Clostridium sticklandii, a specialist in amino acid degradation:revisiting its metabolism through its genome sequence

Nuria Fonknechten et al. BMC Genomics. 2010.

Abstract

Background: Clostridium sticklandii belongs to a cluster of non-pathogenic proteolytic clostridia which utilize amino acids as carbon and energy sources. Isolated by T.C. Stadtman in 1954, it has been generally regarded as a "gold mine" for novel biochemical reactions and is used as a model organism for studying metabolic aspects such as the Stickland reaction, coenzyme-B12- and selenium-dependent reactions of amino acids. With the goal of revisiting its carbon, nitrogen, and energy metabolism, and comparing studies with other clostridia, its genome has been sequenced and analyzed.

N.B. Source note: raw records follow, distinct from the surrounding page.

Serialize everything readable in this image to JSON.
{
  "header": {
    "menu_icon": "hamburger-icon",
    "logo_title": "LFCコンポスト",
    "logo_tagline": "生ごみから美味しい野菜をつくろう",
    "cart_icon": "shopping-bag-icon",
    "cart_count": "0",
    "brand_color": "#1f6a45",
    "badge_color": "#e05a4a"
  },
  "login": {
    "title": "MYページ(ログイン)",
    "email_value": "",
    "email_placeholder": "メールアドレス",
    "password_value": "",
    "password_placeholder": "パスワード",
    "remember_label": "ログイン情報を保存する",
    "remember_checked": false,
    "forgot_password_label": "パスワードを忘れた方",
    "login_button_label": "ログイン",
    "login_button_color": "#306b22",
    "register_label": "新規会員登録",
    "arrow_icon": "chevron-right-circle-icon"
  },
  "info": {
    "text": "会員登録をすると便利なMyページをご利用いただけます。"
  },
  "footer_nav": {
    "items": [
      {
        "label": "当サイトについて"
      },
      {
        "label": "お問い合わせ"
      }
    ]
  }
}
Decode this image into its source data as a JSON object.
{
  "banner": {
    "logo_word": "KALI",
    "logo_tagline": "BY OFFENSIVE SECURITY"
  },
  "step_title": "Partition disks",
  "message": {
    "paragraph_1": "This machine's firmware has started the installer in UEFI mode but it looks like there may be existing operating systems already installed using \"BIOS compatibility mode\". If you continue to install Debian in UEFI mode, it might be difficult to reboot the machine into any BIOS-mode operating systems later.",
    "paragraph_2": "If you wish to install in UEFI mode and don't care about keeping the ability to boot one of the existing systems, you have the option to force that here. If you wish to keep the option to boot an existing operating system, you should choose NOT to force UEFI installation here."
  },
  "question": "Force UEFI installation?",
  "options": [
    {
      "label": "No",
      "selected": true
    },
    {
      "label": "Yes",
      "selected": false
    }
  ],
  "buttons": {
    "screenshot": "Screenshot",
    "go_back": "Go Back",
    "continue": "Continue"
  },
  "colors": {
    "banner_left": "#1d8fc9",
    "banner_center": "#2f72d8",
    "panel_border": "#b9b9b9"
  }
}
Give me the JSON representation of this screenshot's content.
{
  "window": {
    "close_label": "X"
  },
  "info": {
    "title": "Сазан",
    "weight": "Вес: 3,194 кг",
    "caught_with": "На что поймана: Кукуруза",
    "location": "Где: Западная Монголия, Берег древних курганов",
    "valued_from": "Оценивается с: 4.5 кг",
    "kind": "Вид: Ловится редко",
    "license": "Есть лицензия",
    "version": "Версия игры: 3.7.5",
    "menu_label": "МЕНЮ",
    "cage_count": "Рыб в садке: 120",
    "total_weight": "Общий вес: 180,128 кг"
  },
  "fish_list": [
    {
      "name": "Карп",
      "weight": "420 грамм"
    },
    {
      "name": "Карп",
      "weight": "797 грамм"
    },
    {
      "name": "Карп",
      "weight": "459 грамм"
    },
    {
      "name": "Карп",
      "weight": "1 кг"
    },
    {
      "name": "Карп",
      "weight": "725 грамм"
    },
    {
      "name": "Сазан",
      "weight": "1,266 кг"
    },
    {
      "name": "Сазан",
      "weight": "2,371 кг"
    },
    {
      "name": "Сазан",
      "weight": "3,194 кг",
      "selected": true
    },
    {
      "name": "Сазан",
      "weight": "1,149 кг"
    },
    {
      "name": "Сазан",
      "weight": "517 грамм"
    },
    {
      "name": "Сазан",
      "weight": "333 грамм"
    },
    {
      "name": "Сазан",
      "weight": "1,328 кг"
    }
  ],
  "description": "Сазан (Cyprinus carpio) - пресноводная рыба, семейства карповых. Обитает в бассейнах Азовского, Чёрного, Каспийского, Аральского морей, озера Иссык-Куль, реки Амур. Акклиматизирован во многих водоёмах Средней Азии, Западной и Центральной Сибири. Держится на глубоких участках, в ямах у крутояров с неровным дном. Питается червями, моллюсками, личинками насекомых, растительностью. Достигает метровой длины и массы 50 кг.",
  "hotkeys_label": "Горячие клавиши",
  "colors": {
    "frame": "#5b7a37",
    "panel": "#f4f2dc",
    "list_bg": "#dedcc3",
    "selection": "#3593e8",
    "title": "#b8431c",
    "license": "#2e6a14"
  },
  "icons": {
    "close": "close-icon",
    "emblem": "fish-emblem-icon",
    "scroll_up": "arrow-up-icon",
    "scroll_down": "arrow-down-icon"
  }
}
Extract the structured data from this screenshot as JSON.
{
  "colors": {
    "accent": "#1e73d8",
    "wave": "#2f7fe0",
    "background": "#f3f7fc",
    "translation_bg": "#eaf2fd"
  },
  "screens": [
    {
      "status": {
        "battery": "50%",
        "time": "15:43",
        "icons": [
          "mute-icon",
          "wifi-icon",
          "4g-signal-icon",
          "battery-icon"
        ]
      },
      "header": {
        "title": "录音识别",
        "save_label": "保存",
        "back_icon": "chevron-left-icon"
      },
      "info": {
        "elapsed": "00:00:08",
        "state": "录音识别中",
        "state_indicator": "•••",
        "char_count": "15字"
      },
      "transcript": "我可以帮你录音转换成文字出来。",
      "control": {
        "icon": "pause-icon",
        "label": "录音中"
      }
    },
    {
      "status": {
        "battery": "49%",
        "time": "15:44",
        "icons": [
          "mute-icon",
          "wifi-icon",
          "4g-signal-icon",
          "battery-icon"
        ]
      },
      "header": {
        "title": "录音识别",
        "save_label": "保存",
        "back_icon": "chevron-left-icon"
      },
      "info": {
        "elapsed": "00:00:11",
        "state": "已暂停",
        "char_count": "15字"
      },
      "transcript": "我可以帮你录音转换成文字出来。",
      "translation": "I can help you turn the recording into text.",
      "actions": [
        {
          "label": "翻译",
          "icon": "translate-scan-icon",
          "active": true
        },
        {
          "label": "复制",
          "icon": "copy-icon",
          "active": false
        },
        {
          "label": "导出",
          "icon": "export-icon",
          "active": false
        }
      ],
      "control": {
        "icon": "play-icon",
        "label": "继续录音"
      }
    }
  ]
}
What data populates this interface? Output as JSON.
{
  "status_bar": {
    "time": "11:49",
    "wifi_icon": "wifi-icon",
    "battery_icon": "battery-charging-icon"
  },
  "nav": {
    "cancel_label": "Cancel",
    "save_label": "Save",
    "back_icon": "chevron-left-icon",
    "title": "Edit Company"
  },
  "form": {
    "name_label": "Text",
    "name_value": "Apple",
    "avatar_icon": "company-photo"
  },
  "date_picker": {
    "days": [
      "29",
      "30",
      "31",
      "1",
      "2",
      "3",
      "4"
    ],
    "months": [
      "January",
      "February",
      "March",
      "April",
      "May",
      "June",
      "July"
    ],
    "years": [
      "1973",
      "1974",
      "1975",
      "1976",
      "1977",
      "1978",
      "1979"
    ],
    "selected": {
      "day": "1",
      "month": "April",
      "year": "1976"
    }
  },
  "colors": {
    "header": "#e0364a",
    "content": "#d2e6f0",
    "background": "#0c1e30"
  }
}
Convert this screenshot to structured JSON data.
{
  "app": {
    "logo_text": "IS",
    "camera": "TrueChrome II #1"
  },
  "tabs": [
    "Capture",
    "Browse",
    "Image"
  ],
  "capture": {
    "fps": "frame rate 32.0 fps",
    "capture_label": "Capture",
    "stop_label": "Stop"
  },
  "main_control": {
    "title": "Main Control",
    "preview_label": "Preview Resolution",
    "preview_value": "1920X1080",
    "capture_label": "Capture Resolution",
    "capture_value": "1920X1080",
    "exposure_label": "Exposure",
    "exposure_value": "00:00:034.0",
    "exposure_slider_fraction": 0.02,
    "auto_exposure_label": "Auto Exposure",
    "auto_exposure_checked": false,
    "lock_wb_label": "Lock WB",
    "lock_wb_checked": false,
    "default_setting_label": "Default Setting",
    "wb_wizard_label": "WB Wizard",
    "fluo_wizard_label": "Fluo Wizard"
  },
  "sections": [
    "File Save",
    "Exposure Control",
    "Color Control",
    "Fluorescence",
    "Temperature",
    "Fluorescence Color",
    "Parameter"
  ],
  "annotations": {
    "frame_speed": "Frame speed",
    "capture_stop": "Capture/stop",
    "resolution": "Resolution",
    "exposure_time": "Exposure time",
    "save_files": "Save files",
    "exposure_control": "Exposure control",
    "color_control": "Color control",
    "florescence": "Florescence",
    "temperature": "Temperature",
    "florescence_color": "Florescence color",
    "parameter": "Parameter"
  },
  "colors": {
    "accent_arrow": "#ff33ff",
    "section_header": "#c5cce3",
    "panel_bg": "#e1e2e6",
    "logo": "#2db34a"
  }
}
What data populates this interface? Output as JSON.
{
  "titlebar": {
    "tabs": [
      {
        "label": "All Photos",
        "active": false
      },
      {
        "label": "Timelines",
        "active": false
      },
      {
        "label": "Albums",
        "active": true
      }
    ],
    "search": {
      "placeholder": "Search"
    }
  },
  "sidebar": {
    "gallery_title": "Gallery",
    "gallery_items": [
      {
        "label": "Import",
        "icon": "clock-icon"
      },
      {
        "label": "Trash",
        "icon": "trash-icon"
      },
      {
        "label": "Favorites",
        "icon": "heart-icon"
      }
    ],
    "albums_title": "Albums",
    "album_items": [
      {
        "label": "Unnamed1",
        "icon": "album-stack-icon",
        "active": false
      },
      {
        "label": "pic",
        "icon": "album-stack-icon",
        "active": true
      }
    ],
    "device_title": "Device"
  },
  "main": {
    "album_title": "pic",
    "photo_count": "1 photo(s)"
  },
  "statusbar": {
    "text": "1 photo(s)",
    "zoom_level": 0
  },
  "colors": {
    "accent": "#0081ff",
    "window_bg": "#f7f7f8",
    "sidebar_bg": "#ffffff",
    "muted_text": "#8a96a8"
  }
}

Results: C. sticklandii is one of the best biochemically studied proteolytic clostridial species. Useful additional information has been obtained from the sequencing and annotation of its genome, which is presented in this paper. Besides, experimental procedures reveal that C. sticklandii degrades amino acids in a preferential and sequential way. The organism prefers threonine, arginine, serine, cysteine, proline, and glycine, whereas glutamate, aspartate and alanine are excreted. Energy conservation is primarily obtained by substrate-level phosphorylation in fermentative pathways. The reactions catalyzed by different ferredoxin oxidoreductases and the exergonic NADH-dependent reduction of crotonyl-CoA point to a possible chemiosmotic energy conservation via the Rnf complex. C. sticklandii possesses both the F-type and V-type ATPases. The discovery of an as yet unrecognized selenoprotein in the D-proline reductase operon suggests a more detailed mechanism for NADH-dependent D-proline reduction. A rather unusual metabolic feature is the presence of genes for all the enzymes involved in two different CO2-fixation pathways: C. sticklandii harbours both the glycine synthase/glycine reductase and the Wood-Ljungdahl pathways. This unusual pathway combination has retrospectively been observed in only four other sequenced microorganisms.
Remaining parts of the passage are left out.